Oncology & Hematology Coding Alert

Reader Question:

Confirm Pathology before Selecting Mohs Codes

Question: A patient presented to our physician with a diagnosis of primary squamous cell carcinoma on the vermilion border of his lower lip. Our physician planned an excision of the lesion. To preserve the integrity of the healthy skin surrounding the neoplasm, the excision was done in layers.

Our practice doesn’t have the clinical pathology equipment necessary to biopsy each excised layer, but we have arrangements with a nearby hospital that will provide the pathology needed. After our physician removed tissue, the 1.8 cm excision was taken to the hospital where pathology examined the section. The physician had to wait three days for the pathology report notifying her that the tissue sample was malignant.
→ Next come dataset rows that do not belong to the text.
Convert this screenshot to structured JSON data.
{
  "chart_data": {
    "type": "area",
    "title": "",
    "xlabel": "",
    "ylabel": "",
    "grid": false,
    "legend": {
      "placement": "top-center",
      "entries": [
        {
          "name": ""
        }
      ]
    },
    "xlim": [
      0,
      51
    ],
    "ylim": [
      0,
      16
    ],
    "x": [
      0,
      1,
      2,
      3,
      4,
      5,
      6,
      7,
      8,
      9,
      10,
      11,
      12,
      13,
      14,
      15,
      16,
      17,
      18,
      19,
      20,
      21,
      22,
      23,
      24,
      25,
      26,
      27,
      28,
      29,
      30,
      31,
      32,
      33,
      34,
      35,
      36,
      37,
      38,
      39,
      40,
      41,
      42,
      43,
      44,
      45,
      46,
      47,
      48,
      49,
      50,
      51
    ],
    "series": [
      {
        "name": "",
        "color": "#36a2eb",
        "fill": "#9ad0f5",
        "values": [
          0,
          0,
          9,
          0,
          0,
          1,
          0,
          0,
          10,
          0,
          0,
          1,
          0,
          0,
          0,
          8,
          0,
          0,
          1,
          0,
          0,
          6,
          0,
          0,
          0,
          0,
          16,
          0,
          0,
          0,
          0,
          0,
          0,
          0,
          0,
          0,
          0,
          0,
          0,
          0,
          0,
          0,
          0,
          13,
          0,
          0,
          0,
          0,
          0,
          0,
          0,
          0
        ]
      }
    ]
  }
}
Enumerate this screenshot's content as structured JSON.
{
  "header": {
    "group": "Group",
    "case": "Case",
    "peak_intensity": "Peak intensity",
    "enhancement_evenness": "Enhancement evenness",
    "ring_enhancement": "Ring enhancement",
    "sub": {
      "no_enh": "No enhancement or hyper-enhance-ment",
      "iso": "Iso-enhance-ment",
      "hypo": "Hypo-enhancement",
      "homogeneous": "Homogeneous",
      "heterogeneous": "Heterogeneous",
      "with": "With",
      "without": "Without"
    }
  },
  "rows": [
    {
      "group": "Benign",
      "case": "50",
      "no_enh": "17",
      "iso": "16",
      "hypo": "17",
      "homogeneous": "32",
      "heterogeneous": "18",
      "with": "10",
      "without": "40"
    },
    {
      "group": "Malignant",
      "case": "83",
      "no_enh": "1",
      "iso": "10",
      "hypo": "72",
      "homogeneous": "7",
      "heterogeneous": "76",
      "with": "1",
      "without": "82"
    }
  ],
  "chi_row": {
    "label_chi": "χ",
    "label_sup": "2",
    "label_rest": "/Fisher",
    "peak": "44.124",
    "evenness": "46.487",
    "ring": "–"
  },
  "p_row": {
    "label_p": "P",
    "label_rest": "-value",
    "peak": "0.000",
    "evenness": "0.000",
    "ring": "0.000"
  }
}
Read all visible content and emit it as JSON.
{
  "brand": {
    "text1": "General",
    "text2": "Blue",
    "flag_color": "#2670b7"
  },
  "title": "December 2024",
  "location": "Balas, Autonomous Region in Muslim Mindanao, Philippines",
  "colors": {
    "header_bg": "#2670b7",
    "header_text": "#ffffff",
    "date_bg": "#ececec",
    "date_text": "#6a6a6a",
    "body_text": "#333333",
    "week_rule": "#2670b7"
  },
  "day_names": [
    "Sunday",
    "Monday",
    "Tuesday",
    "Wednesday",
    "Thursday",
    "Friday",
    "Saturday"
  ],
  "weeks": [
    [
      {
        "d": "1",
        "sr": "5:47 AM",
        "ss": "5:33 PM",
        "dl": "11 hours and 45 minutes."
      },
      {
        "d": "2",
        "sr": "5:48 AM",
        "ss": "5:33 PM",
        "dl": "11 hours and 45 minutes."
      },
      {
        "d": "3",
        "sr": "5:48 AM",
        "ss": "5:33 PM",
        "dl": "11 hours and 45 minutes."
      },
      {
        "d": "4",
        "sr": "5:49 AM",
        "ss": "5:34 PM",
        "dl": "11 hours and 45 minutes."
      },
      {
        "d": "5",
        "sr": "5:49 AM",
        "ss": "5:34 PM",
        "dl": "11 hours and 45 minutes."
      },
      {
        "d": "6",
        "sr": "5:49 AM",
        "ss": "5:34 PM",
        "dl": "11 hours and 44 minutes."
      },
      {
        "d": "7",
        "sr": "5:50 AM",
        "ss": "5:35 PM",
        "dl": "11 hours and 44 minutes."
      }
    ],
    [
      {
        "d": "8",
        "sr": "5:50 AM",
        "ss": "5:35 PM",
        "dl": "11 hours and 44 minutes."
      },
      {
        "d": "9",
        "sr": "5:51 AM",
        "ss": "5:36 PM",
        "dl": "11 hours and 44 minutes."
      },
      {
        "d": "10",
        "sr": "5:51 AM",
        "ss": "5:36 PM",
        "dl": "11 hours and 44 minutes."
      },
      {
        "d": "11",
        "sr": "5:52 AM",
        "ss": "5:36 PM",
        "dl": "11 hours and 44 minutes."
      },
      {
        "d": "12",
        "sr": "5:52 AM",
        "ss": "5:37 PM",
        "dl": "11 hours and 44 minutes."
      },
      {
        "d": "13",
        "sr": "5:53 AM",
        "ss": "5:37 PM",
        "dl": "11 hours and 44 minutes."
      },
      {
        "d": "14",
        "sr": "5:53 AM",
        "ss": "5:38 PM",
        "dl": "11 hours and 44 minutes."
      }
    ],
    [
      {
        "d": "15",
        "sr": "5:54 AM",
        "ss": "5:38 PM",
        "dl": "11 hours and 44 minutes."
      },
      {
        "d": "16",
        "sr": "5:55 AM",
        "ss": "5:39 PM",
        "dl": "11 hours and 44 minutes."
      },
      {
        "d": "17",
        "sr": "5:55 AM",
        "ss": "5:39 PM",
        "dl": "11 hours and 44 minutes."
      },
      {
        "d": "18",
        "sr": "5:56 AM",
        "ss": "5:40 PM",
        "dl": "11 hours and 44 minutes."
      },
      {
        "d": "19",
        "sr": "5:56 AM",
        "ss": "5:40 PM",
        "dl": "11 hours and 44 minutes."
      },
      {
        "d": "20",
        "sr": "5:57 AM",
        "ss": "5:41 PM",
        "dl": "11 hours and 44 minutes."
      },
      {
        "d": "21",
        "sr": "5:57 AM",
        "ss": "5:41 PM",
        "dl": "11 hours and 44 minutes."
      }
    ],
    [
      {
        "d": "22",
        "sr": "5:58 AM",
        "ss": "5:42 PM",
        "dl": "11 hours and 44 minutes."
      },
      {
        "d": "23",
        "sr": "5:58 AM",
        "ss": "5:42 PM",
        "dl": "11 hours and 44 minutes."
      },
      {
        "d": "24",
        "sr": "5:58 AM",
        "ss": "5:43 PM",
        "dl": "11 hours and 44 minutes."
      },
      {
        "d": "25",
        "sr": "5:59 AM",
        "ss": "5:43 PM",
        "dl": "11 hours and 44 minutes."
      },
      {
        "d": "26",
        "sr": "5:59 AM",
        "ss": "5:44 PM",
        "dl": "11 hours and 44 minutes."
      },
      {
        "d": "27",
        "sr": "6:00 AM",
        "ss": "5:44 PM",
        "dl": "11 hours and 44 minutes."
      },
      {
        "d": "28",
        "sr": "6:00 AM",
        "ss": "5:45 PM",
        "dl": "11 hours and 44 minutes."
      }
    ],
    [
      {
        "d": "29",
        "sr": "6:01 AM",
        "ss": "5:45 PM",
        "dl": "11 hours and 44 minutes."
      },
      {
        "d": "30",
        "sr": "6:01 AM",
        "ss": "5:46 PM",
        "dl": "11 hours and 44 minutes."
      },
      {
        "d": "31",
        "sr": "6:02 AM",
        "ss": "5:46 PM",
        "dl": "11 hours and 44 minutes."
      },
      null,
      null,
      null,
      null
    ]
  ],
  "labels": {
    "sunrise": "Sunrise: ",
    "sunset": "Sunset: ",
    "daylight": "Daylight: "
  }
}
During the follow-up session, our physician proceeded with two more stages of lesion excision (comprising margins of 2.1 cm and 2.4 cm). It wasn’t until the 2.4 cm excision that the hospital’s pathologist was able to report no sign of cancer. Can we report Mohs codes and what modifier do we need to add?

Texas Subscriber

Answer: Even though your physician removed the malignant lesion layer-by-layer, you cannot report this work using Mohs chemosurgery codes, 17311 (Mohs micrographic technique, including removal of all gross tumor, surgical excision of tissue specimens, mapping, color coding of specimens, microscopic examination of specimens by the surgeon, and histopathologic preparation including routine stain[s] [eg, hematoxylin and eosin, toluidine blue], head, neck, hands, feet, genitalia, or any location with surgery directly involving muscle, cartilage, bone, tendon, major nerves, or vessels; first stage, up to 5 tissue blocks)-17315 (…each additional block after the first 5 tissue blocks, any stage [List separately in addition to code for primary procedure]).

To report Mohs, the physician needs to work as both an oncologist and a pathologist. In this case, the pathological analysis was outsourced to a hospital.

You should report the first 1.8 cm excision with 11642 (Excision, malignant lesion including margins, face, ears, eyelids, nose, lips; excised diameter 1.1 to 2.0 cm) and 11643 (... excised diameter 2.1 to 3.0 cm) for the 2.4 cm excision. It is important to alert the provider the importance of documenting the surgical plan in each procedure note. More specifically, a notation potential additional excisions would be performed within a short period if the pathology results were adverse. When documented properly, you may attach modifier 58 (Staged or related procedure or service by the same physician or other qualified health care professional during the postoperative period) to 11643 when done at a separate encounter.

Medicare views same-operative-session excisions and re-excisions as one procedure so if the re-excision had occurred during the same operative session, do not append modifier 58.